Les participants ont examiné un certain nombre de propositions de révision de la liste des indicateurs TIC fondamentaux établie par le Partenariat visant à améliorer la précision des données et à éviter des redondances entre séries de chiffres. Ils ont réfléchi à l’adjonction de nouveaux indicateurs, notamment sur les dépenses des ménages et des entreprises dans le domaine des TIC, sur les investissements que les pouvoirs publics consacrent aux TIC et sur le coût des services par rapport à la qualité.

L’enseignement a été considéré comme particulièrement important, compte tenu des compétences de plus en plus spécialisées qui sont demandées sur le marché du travail. Il a été préconisé d’inclure dans la liste établie par le Partenariat neuf nouveaux indicateurs fondamentaux: pourcentage d’écoles ayant l’électricité, enseignement basé sur la radio et la télévision, infrastructure des télécommunications et connexion à l’Internet, rapport entre le nombre d’étudiants et le nombre d’ordinateurs, pourcentage par sexe d’étudiants inscrits dans un établissement d’enseignement supérieur spécialisé dans les TIC, et nombre d’enseignants dans les écoles ayant des qualifications TIC.

Des stratégies pour l’avenir

Les représentants des pouvoirs publics dans les différents pays ont accueilli avec satisfaction les initiatives de renforcement des capacités menées par les membres du Partenariat.

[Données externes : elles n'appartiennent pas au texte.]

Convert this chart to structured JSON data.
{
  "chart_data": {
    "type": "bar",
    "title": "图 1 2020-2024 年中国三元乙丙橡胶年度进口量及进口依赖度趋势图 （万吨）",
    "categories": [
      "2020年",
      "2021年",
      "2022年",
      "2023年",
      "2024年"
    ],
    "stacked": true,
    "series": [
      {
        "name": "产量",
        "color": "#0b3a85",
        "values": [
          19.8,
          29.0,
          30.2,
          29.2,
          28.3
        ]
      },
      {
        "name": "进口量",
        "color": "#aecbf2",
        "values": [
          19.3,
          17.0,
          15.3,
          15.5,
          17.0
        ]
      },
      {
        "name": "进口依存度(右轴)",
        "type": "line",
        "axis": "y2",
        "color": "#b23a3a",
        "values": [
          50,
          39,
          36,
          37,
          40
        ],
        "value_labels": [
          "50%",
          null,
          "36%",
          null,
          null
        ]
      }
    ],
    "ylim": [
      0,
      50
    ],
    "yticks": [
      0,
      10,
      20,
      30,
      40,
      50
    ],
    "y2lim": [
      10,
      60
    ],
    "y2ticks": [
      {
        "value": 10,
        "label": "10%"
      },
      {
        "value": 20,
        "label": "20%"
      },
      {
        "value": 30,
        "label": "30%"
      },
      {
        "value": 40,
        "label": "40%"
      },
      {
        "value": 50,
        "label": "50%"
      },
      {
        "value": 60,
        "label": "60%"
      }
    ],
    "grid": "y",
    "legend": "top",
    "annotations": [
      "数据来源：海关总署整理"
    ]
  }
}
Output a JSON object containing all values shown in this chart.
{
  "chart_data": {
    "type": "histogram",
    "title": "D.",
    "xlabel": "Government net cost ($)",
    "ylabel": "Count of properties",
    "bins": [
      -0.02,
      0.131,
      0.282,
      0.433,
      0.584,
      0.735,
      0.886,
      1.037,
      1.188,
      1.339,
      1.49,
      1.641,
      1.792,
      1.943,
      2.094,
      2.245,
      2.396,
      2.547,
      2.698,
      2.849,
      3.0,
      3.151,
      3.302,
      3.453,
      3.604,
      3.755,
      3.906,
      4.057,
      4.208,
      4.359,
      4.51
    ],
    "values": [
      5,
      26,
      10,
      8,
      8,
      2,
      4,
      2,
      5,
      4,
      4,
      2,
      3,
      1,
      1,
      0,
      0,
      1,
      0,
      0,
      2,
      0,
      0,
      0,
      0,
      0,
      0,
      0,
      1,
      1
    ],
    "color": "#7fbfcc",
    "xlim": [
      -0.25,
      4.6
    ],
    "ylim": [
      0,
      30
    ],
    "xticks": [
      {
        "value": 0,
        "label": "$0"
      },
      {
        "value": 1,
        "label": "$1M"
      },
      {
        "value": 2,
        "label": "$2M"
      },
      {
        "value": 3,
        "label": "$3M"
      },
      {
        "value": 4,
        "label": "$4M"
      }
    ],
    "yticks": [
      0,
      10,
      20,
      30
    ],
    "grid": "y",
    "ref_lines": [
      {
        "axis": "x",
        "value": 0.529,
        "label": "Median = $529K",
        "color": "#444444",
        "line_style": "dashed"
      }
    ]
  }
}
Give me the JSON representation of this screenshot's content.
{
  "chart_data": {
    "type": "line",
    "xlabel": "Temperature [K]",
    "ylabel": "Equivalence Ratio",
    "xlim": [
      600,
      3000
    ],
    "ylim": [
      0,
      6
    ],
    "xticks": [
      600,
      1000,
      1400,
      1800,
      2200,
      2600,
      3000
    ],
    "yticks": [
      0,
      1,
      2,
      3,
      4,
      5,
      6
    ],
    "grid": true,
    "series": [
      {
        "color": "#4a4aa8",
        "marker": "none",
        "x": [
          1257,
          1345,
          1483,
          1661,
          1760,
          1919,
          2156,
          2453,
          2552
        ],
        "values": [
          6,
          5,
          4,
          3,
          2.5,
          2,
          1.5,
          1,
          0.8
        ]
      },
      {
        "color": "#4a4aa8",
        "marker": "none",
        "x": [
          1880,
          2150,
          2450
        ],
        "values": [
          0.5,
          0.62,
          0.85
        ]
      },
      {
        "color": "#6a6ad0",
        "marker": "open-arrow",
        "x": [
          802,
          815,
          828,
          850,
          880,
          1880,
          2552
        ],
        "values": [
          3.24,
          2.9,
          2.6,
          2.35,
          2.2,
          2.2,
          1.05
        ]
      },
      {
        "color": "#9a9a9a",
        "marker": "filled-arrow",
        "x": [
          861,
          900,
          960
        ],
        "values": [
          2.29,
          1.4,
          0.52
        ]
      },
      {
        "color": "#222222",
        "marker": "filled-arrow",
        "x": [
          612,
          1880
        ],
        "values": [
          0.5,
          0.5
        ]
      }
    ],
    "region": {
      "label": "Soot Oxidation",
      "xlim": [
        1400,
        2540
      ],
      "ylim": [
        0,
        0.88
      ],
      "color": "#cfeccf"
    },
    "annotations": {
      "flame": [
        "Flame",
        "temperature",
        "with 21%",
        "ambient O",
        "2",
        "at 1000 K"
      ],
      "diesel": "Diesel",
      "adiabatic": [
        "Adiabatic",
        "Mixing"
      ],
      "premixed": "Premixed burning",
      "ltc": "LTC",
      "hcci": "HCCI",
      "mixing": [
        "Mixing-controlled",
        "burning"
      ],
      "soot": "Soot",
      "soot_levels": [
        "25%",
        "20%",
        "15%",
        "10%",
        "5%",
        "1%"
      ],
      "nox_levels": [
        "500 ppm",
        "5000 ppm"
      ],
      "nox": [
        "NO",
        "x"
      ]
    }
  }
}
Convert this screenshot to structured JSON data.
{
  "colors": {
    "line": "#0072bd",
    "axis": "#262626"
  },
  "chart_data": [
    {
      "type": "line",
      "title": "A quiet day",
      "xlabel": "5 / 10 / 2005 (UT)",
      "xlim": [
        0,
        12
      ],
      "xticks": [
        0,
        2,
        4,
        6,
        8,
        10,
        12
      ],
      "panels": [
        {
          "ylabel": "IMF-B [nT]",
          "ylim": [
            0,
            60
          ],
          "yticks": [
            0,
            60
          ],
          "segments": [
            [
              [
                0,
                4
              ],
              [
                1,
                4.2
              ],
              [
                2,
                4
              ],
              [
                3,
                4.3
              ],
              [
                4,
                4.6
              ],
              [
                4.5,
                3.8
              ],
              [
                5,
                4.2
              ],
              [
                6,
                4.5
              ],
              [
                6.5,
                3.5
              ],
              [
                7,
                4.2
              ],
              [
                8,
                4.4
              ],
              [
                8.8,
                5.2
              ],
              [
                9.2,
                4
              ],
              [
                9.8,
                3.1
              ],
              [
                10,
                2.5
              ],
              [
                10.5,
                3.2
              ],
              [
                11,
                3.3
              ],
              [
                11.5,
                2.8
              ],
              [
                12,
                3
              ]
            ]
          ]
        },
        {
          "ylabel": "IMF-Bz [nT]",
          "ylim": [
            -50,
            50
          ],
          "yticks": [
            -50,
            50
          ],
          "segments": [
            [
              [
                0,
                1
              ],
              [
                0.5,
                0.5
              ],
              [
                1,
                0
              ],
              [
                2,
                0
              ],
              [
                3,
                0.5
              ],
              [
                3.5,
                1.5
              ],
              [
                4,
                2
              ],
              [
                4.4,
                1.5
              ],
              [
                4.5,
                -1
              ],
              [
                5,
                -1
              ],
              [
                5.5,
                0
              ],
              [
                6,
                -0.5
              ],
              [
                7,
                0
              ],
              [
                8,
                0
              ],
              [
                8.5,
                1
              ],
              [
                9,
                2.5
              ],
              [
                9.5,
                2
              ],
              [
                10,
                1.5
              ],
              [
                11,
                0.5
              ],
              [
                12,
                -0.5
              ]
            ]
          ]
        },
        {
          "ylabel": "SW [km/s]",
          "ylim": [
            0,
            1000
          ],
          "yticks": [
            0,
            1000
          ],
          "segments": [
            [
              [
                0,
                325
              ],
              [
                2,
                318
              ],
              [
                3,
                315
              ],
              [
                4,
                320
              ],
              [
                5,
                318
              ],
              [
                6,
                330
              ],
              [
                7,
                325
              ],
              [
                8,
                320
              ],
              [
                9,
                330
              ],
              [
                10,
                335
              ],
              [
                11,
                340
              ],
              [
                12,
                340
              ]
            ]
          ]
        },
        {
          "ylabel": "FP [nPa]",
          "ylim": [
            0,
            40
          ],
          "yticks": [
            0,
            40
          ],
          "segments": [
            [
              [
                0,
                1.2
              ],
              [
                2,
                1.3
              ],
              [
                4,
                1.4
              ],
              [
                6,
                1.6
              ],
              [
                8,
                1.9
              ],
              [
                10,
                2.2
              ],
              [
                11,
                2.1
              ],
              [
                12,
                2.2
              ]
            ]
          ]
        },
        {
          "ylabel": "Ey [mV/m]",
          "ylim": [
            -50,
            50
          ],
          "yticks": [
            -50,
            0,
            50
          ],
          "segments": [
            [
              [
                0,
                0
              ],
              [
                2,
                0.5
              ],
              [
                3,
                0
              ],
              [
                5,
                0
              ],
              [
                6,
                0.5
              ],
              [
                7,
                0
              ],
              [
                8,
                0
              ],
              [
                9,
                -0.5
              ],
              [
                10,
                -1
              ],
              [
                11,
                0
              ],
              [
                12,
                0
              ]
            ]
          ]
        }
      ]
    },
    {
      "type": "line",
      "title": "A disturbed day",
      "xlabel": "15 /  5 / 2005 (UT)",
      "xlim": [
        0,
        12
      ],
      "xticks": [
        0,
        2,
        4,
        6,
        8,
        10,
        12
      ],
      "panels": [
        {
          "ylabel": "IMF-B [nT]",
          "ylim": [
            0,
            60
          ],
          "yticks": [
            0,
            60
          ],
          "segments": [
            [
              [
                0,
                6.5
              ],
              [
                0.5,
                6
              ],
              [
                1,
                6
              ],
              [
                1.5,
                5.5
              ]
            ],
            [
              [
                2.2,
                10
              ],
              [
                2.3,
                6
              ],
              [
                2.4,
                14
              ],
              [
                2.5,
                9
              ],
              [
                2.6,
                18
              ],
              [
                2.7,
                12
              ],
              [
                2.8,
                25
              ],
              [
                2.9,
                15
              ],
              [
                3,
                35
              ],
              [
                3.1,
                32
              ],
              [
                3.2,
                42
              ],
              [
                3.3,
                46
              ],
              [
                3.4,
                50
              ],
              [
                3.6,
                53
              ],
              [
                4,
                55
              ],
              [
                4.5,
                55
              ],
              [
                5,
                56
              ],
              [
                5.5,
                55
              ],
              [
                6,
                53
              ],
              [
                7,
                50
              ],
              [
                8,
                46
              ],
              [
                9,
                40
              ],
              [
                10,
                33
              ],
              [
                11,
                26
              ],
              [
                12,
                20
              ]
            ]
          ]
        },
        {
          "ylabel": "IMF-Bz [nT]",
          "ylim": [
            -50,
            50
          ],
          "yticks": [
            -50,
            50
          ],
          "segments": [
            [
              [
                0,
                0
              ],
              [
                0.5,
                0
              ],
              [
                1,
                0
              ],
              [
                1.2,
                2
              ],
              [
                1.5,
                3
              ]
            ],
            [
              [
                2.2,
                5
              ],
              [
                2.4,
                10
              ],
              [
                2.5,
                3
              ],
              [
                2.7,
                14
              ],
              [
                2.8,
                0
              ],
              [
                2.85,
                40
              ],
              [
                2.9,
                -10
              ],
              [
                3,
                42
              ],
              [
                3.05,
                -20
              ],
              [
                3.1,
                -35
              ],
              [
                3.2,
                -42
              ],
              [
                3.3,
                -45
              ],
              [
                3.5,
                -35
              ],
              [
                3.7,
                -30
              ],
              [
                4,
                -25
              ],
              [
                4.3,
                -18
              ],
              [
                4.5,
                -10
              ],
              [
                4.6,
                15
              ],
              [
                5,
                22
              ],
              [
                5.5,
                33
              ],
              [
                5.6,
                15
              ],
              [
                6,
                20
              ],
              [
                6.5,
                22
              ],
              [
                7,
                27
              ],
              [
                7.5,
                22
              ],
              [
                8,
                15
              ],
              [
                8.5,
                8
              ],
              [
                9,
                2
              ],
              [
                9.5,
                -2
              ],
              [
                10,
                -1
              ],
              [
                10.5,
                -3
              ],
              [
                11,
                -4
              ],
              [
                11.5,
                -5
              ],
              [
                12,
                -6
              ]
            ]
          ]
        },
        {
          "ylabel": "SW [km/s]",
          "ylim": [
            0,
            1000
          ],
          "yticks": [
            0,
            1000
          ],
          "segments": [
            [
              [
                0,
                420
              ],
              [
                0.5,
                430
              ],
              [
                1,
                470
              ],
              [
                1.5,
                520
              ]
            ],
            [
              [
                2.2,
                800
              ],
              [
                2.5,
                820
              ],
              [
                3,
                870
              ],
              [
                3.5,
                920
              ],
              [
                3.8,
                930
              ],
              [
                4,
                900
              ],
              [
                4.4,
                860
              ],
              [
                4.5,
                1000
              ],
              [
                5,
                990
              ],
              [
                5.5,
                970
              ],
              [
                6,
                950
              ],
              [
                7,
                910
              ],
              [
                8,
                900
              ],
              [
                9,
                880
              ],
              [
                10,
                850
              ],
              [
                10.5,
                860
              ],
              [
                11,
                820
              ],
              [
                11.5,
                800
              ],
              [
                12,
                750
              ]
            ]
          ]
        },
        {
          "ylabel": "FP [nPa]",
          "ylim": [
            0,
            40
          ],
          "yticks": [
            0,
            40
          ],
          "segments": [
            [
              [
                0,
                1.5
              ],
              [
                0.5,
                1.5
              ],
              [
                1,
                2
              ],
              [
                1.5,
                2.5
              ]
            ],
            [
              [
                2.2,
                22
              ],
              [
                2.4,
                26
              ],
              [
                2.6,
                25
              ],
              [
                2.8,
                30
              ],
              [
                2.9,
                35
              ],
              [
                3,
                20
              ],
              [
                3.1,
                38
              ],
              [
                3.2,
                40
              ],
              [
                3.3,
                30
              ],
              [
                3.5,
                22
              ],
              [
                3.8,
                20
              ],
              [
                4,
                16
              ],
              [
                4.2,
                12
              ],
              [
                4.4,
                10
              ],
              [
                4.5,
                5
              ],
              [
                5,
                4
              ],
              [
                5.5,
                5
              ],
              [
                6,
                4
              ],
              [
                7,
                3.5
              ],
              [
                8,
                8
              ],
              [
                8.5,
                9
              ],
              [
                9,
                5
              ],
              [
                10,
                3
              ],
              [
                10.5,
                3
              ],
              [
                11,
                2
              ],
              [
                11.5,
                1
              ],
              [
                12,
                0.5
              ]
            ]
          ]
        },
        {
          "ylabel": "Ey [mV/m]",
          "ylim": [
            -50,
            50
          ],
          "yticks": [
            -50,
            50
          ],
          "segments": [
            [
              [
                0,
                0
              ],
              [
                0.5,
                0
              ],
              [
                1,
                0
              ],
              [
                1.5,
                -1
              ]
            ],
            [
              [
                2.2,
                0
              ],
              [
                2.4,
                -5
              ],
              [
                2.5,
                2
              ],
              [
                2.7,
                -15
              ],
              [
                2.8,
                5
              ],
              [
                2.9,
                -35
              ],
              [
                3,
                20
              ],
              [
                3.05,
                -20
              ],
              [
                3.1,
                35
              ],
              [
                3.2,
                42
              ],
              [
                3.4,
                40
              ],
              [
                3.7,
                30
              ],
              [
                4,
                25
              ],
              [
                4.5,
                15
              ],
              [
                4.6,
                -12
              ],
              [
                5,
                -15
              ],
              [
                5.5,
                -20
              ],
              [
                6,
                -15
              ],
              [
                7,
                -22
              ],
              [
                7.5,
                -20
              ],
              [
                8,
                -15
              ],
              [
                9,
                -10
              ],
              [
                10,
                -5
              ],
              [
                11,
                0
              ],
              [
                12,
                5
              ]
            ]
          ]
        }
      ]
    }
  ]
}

Les participants ont fait observer que les activités de suivi du SMSI ont bénéficié des travaux du Partenariat mais ils ont également souligné que les disparités à l’échelle mondiale en ce qui concerne les données sur les TIC restent un problème important pour ce qui est de l’évaluation des progrès accomplis dans l’édification de la société de l’information. Il faut examiner un certain nombre de stratégies visant à améliorer la disponibilité de statistiques sur les TIC aux niveaux national, régional et international. Il faudra notamment aider les pays en développement qui manquent de ressources pour améliorer leurs programmes de statistiques sur les TIC. Un appel est lancé à la communauté internationale des donateurs pour qu’elle fournisse l’assistance nécessaire.